Die Wieskirche – ein Ort der Begegnung
Frieden beginnt da, wo man sich begegnet, wo Zuneigung und Verständnis füreinander wachsen können. Unter diesem Leitgedanken ist die Wieskirche ein Ort der Begegnung für alle, die nicht nur an Kunst und Musik Freude haben, sondern auch – und noch viel wichtiger – eine zu Herzen gehende Liturgie mitfeiern möchten. Zu oftmals außergewöhnlichen Begegnungen kommt es auch auf dem Jakobsweg, der als historischer Pilgerweg direkt an der Wieskirche vorbei führt (ein Jakobsstempel ist an der Südseite der Wieskirche vorhanden).
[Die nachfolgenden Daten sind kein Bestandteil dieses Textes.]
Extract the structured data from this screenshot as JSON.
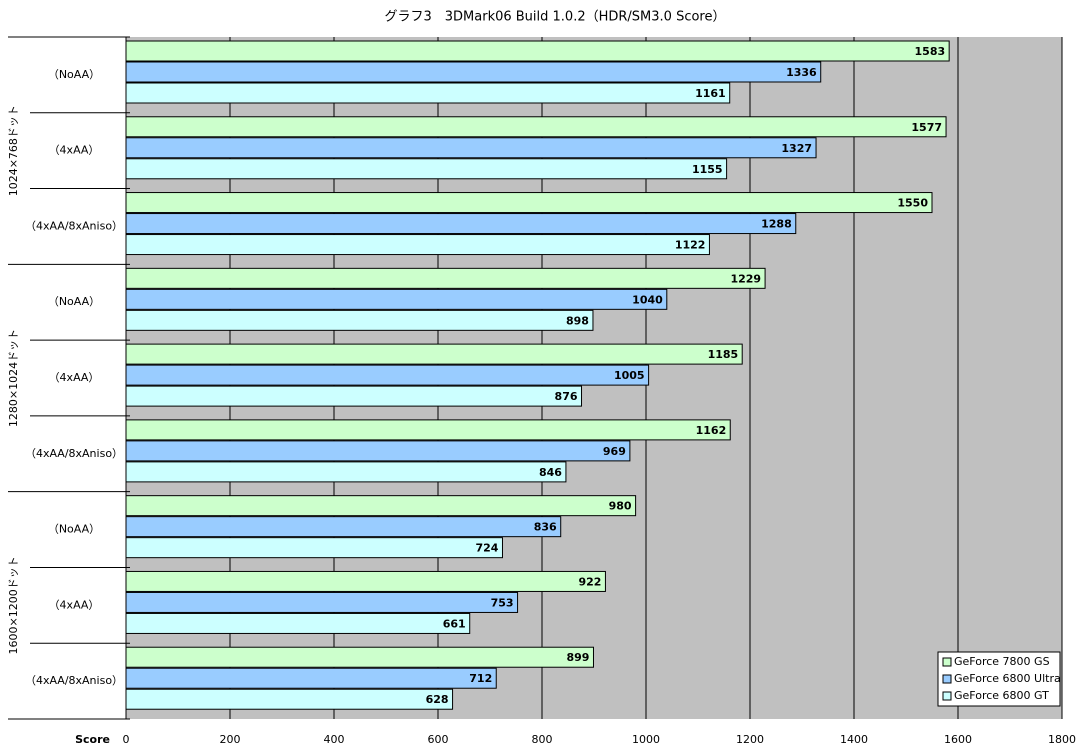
{
  "chart_data": {
    "type": "bar",
    "orientation": "horizontal",
    "title": "グラフ3　3DMark06 Build 1.0.2（HDR/SM3.0 Score）",
    "x_label": "Score",
    "categories": [
      "（NoAA）",
      "（4xAA）",
      "（4xAA/8xAniso）",
      "（NoAA）",
      "（4xAA）",
      "（4xAA/8xAniso）",
      "（NoAA）",
      "（4xAA）",
      "（4xAA/8xAniso）"
    ],
    "groups": [
      "1024×768ドット",
      "1280×1024ドット",
      "1600×1200ドット"
    ],
    "series": [
      {
        "name": "GeForce 7800 GS",
        "color": "#ccffcc",
        "values": [
          1583,
          1577,
          1550,
          1229,
          1185,
          1162,
          980,
          922,
          899
        ]
      },
      {
        "name": "GeForce 6800 Ultra",
        "color": "#99ccff",
        "values": [
          1336,
          1327,
          1288,
          1040,
          1005,
          969,
          836,
          753,
          712
        ]
      },
      {
        "name": "GeForce 6800 GT",
        "color": "#ccffff",
        "values": [
          1161,
          1155,
          1122,
          898,
          876,
          846,
          724,
          661,
          628
        ]
      }
    ],
    "xlim": [
      0,
      1800
    ],
    "xticks": [
      0,
      200,
      400,
      600,
      800,
      1000,
      1200,
      1400,
      1600,
      1800
    ],
    "grid": true,
    "legend": "lower right"
  }
}
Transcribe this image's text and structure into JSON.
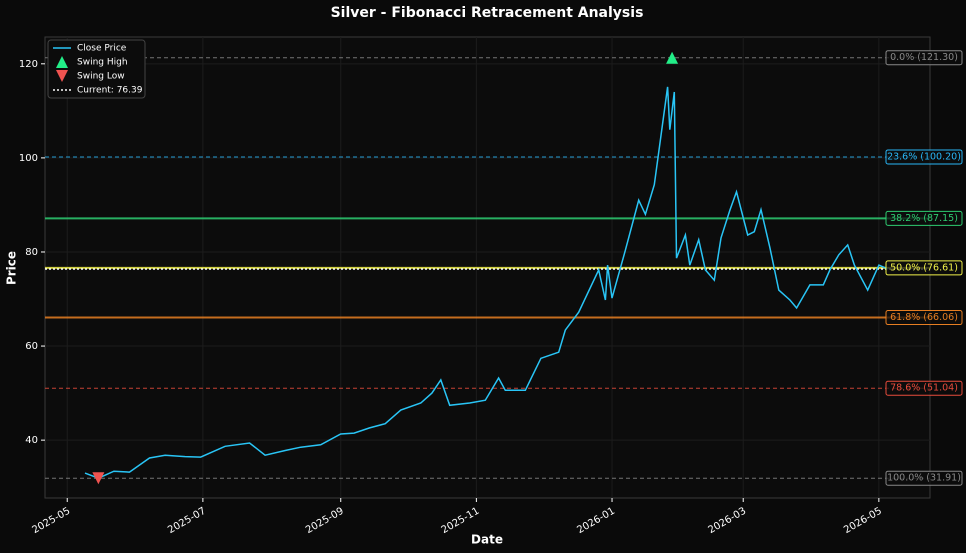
{
  "chart_data": {
    "type": "line",
    "title": "Silver - Fibonacci Retracement Analysis",
    "x_label": "Date",
    "y_label": "Price",
    "xlim": [
      "2025-04-21",
      "2026-05-24"
    ],
    "ylim": [
      27.7,
      125.7
    ],
    "yticks": [
      40,
      60,
      80,
      100,
      120
    ],
    "xticks": [
      {
        "value": "2025-05-01",
        "label": "2025-05"
      },
      {
        "value": "2025-07-01",
        "label": "2025-07"
      },
      {
        "value": "2025-09-01",
        "label": "2025-09"
      },
      {
        "value": "2025-11-01",
        "label": "2025-11"
      },
      {
        "value": "2026-01-01",
        "label": "2026-01"
      },
      {
        "value": "2026-03-01",
        "label": "2026-03"
      },
      {
        "value": "2026-05-01",
        "label": "2026-05"
      }
    ],
    "grid": true,
    "legend": "upper left",
    "series": [
      {
        "name": "Close Price",
        "color": "#29c5f6",
        "x": [
          "2025-05-09",
          "2025-05-15",
          "2025-05-22",
          "2025-05-29",
          "2025-06-07",
          "2025-06-14",
          "2025-06-23",
          "2025-06-30",
          "2025-07-11",
          "2025-07-22",
          "2025-07-29",
          "2025-08-07",
          "2025-08-14",
          "2025-08-23",
          "2025-09-01",
          "2025-09-07",
          "2025-09-14",
          "2025-09-21",
          "2025-09-28",
          "2025-10-07",
          "2025-10-12",
          "2025-10-16",
          "2025-10-20",
          "2025-10-29",
          "2025-11-05",
          "2025-11-11",
          "2025-11-14",
          "2025-11-23",
          "2025-11-30",
          "2025-12-08",
          "2025-12-11",
          "2025-12-17",
          "2025-12-26",
          "2025-12-29",
          "2025-12-30",
          "2026-01-01",
          "2026-01-07",
          "2026-01-13",
          "2026-01-16",
          "2026-01-20",
          "2026-01-26",
          "2026-01-27",
          "2026-01-29",
          "2026-01-30",
          "2026-02-03",
          "2026-02-05",
          "2026-02-09",
          "2026-02-12",
          "2026-02-16",
          "2026-02-19",
          "2026-02-23",
          "2026-02-26",
          "2026-03-03",
          "2026-03-06",
          "2026-03-09",
          "2026-03-13",
          "2026-03-17",
          "2026-03-22",
          "2026-03-25",
          "2026-03-31",
          "2026-04-06",
          "2026-04-09",
          "2026-04-13",
          "2026-04-17",
          "2026-04-20",
          "2026-04-26",
          "2026-05-01",
          "2026-05-05"
        ],
        "values": [
          33.0,
          31.9,
          33.4,
          33.2,
          36.2,
          36.8,
          36.5,
          36.4,
          38.7,
          39.4,
          36.8,
          37.8,
          38.5,
          39.0,
          41.3,
          41.5,
          42.6,
          43.5,
          46.4,
          47.9,
          50.0,
          52.8,
          47.4,
          47.9,
          48.5,
          53.2,
          50.6,
          50.6,
          57.4,
          58.7,
          63.4,
          67.2,
          76.2,
          69.8,
          77.2,
          70.2,
          80.4,
          91.0,
          88.0,
          94.3,
          115.1,
          106.0,
          114.0,
          78.7,
          83.6,
          77.2,
          82.6,
          76.2,
          74.0,
          83.0,
          88.9,
          92.8,
          83.6,
          84.3,
          89.0,
          80.9,
          71.9,
          69.8,
          68.1,
          73.0,
          73.0,
          76.2,
          79.4,
          81.5,
          77.2,
          71.9,
          77.2,
          76.4
        ]
      }
    ],
    "swing_high": {
      "name": "Swing High",
      "color": "#22ee88",
      "x": "2026-01-28",
      "value": 121.3
    },
    "swing_low": {
      "name": "Swing Low",
      "color": "#ef5350",
      "x": "2025-05-15",
      "value": 31.9
    },
    "current": {
      "name": "Current: 76.39",
      "color": "#ffffff",
      "value": 76.39
    },
    "fib_levels": [
      {
        "label": "0.0% (121.30)",
        "value": 121.3,
        "color": "#888888",
        "style": "dashed"
      },
      {
        "label": "23.6% (100.20)",
        "value": 100.2,
        "color": "#29b6f6",
        "style": "dashed"
      },
      {
        "label": "38.2% (87.15)",
        "value": 87.15,
        "color": "#2ecc71",
        "style": "solid"
      },
      {
        "label": "50.0% (76.61)",
        "value": 76.61,
        "color": "#f1f14a",
        "style": "solid"
      },
      {
        "label": "61.8% (66.06)",
        "value": 66.06,
        "color": "#e67e22",
        "style": "solid"
      },
      {
        "label": "78.6% (51.04)",
        "value": 51.04,
        "color": "#e74c3c",
        "style": "dashed"
      },
      {
        "label": "100.0% (31.91)",
        "value": 31.91,
        "color": "#888888",
        "style": "dashed"
      }
    ]
  }
}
Die Wieskirche – eine der schönsten Rokoko-Kirchen der Welt
Aus aller Welt kamen die Pilger, um das Gnadenbild des Gegeißelten Heilands auf der Wies zu schauen. Die kleine Kapelle, die noch heute am Parkplatz steht, und auch der später an diese Kapelle hinzugefügte hölzerne Anbau konnten die vielen Wallfahrer längst nicht mehr fassen, so dass Abt Hyazinth Gassner sich auf Drängen des gläubigen Volkes hin entschloss, eine große Wallfahrtskirche bauen zu lassen. Bereits 1745 erteilte er Dominikus Zimmermann den Auftrag zum Bau der Wallfahrtskirche. Für das Gnadenbild des „Gegeißelten Heilandes“ wurde die Wieskirche konzipiert und gebaut. Es bleibt anzunehmen, dass dieser, von tiefer persönlicher Frömmigkeit und pastoraler Sorge geprägte Abt und Theologe, das tiefsinnige theologische Bildprogramm der Barmherzigkeit Gottes entworfen hat. Er verstarb am 28. März 1745.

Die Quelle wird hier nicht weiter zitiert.